Début avril 2025, vous avez franchi un pas supplémentaire en participant, pour la première fois, à un salon, en l’occurrence Art Paris. Comment cela s’est-il passé ?
C’est une première d’aller, professionnellement parlant, dans une grande foire et d’y exposer des œuvres d’artistes que j’ai choisis, d’autant que la présence de chacune de ces œuvres est issue de rencontres personnelles. Ce n’est pas un aboutissement, mais une nouvelle « case » dans ma vie. Ma vie est une bande dessinée dans laquelle les cases s’ajoutent au fur et à mesure et me permettent de transformer, alors que j’en rêvais, des rencontres en moments de création et de donner de la visibilité à des artistes que j’aime. Je pense, pour n’en citer que trois, à Françoise Pétrovitch, à Olivier Masmonteil et à Thomas Lévy-Lasne – dont nous venons de réaliser la première lithographie.

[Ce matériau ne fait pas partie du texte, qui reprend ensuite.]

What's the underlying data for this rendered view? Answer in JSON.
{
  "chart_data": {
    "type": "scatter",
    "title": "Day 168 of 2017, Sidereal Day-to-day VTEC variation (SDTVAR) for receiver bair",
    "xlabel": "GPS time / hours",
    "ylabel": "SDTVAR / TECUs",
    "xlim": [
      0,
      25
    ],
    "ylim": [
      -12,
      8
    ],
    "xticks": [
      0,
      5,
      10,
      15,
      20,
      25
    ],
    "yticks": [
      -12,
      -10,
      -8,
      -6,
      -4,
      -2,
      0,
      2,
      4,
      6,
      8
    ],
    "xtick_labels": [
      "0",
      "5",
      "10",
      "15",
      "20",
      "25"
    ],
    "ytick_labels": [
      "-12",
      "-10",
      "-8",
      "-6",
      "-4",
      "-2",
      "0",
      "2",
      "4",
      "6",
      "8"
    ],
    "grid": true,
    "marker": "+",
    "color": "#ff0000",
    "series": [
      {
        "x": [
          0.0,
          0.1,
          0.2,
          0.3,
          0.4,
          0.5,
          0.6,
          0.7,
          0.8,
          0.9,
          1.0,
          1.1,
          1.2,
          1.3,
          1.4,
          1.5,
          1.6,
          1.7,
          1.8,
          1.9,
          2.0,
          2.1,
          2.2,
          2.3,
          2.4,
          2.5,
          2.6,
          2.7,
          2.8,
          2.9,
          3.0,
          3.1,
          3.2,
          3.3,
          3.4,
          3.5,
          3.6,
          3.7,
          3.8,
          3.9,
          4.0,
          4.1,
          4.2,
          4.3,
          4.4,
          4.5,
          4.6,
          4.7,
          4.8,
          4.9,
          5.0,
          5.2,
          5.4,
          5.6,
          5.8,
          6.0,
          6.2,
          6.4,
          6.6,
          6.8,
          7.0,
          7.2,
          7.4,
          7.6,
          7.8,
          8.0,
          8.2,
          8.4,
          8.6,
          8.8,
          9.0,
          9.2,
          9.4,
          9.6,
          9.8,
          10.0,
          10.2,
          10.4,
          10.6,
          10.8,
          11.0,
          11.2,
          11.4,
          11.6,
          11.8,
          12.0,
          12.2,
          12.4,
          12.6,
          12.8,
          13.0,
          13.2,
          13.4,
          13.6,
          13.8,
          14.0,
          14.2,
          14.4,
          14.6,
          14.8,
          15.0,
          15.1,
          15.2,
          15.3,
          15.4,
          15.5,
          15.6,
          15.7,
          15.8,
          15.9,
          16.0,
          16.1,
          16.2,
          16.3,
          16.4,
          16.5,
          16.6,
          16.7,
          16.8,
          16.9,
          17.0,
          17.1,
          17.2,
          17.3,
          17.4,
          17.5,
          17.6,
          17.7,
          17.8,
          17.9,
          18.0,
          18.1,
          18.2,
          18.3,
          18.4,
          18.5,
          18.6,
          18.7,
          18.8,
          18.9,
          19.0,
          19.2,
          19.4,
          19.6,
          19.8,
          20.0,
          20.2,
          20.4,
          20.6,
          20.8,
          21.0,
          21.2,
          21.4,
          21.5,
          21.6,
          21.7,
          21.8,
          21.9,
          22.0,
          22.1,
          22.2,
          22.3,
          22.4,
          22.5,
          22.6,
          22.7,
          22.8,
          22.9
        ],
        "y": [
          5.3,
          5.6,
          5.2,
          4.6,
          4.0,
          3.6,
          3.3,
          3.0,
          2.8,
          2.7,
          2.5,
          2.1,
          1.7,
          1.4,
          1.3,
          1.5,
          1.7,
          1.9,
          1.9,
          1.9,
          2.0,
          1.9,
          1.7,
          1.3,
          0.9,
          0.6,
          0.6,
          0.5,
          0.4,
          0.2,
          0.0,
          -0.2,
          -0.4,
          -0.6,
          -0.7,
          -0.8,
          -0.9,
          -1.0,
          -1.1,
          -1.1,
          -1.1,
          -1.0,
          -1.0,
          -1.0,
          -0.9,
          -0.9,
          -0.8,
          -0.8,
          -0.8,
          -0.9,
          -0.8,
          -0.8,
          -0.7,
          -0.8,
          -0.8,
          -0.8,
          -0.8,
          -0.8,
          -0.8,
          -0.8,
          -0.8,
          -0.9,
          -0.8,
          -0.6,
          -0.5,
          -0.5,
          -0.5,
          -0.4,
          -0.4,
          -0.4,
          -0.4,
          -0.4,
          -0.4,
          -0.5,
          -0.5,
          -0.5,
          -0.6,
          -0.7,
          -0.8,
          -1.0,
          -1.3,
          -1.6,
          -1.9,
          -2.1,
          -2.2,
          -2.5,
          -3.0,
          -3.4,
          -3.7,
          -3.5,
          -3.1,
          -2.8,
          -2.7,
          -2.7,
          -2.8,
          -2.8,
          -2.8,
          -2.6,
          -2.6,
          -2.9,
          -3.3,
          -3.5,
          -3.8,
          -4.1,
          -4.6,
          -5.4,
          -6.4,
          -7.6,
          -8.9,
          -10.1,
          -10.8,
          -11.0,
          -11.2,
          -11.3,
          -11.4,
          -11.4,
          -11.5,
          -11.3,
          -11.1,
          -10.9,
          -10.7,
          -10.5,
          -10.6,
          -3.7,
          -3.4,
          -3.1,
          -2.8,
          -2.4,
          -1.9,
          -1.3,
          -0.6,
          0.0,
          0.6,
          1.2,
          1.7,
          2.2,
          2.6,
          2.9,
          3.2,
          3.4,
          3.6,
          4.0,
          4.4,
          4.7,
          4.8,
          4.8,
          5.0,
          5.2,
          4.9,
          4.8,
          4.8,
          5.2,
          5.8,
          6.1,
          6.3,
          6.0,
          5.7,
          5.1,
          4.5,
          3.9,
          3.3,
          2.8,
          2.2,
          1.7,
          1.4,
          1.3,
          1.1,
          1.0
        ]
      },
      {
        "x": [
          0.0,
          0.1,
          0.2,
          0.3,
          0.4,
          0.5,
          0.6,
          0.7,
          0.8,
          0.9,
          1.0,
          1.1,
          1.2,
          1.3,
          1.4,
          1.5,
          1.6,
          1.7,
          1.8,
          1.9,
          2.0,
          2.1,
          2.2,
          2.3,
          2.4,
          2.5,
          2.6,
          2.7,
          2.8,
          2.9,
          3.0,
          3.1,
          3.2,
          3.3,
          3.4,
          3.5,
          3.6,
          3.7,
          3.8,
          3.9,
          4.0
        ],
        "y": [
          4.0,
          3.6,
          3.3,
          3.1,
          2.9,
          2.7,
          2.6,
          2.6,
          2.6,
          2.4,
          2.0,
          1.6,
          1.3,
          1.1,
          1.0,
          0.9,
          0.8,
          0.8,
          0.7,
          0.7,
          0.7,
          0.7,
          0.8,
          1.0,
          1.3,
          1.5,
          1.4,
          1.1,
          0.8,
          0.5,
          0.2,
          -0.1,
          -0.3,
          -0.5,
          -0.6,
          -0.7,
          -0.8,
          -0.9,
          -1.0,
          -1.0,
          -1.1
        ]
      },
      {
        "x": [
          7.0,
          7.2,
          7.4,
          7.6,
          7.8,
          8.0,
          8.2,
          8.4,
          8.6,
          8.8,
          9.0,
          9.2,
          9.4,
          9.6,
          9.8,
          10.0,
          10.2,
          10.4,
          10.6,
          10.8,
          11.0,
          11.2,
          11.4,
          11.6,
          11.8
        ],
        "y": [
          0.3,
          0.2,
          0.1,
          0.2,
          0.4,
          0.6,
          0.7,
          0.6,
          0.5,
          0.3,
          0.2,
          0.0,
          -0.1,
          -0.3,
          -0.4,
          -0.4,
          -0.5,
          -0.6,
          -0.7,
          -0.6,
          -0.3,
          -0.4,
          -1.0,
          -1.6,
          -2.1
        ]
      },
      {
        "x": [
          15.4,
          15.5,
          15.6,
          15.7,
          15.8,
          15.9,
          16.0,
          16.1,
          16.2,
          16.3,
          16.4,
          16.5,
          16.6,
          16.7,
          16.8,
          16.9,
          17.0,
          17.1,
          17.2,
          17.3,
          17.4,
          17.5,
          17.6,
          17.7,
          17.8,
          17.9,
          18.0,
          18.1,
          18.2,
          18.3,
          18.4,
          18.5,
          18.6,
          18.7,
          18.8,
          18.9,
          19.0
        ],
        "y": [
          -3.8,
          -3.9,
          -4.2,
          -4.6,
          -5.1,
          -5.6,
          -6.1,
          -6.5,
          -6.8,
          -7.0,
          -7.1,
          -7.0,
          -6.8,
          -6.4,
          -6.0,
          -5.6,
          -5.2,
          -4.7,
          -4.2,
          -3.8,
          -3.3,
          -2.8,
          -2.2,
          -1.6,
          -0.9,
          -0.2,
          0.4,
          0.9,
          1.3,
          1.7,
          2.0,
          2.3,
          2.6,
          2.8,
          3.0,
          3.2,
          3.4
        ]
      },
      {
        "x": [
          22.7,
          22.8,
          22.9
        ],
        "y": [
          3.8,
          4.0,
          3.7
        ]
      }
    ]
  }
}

Que préparez-vous en 2025 ?
La prochaine exposition à Landerneau, au mois de juin, s’intitulera « Animal !? » et s’intéressera au statut de l’animal dans l’histoire de l’art : projection, effet miroir, objet d’affection ou de représentation de soi… Elle rassemblera 180 chefs-d’œuvre, de Vassily Kandinsky à Alberto Giacometti, comme autant de mystères. Nous préparons ensuite, pour novembre, au musée de Grenoble, une grande exposition sur la bande dessinée, avec de nombreuses planches originales. Elle donnera des clés de l’histoire du 9e art, depuis Métal hurlant jusqu’à Marjane Satrapi en passant par Comès, [Miguelanxo] Prado ou [Edmond] Baudoin.
Vous n’arrêtez jamais en fait !
J’ai adoré un récent entretien de Clint Eastwood dans lequel il raconte que, depuis qu’il a 70 ans, on lui pose sans cesse la même question : « C’est votre dernier film ? » Et depuis ses70 ans, il en a fait vingt-trois autres ! En 2024, il a réalisé Juré no 2, à 94 ans. J’en ai 73, et, si je puis dire, je suis comme Clint Eastwood, toujours en ébullition. Je suis dans le wagon de tête et j’avance.
-
*1 michel-edouard-leclerc.com
*2 « Soulages » au Centre Pompidou, en 2009-2010.
*3 Le musée fut finalement inauguré le 30 mai 2014.
*4 « Staël, la figure à nu. 1951-1955 », musée Picasso, Antibes, 2014.
*5 « Giacometti », Tate Modern, Londres, 2017.
*6 « Bande dessinée. 1964-2024 », Centre Pompidou,Paris, 2024.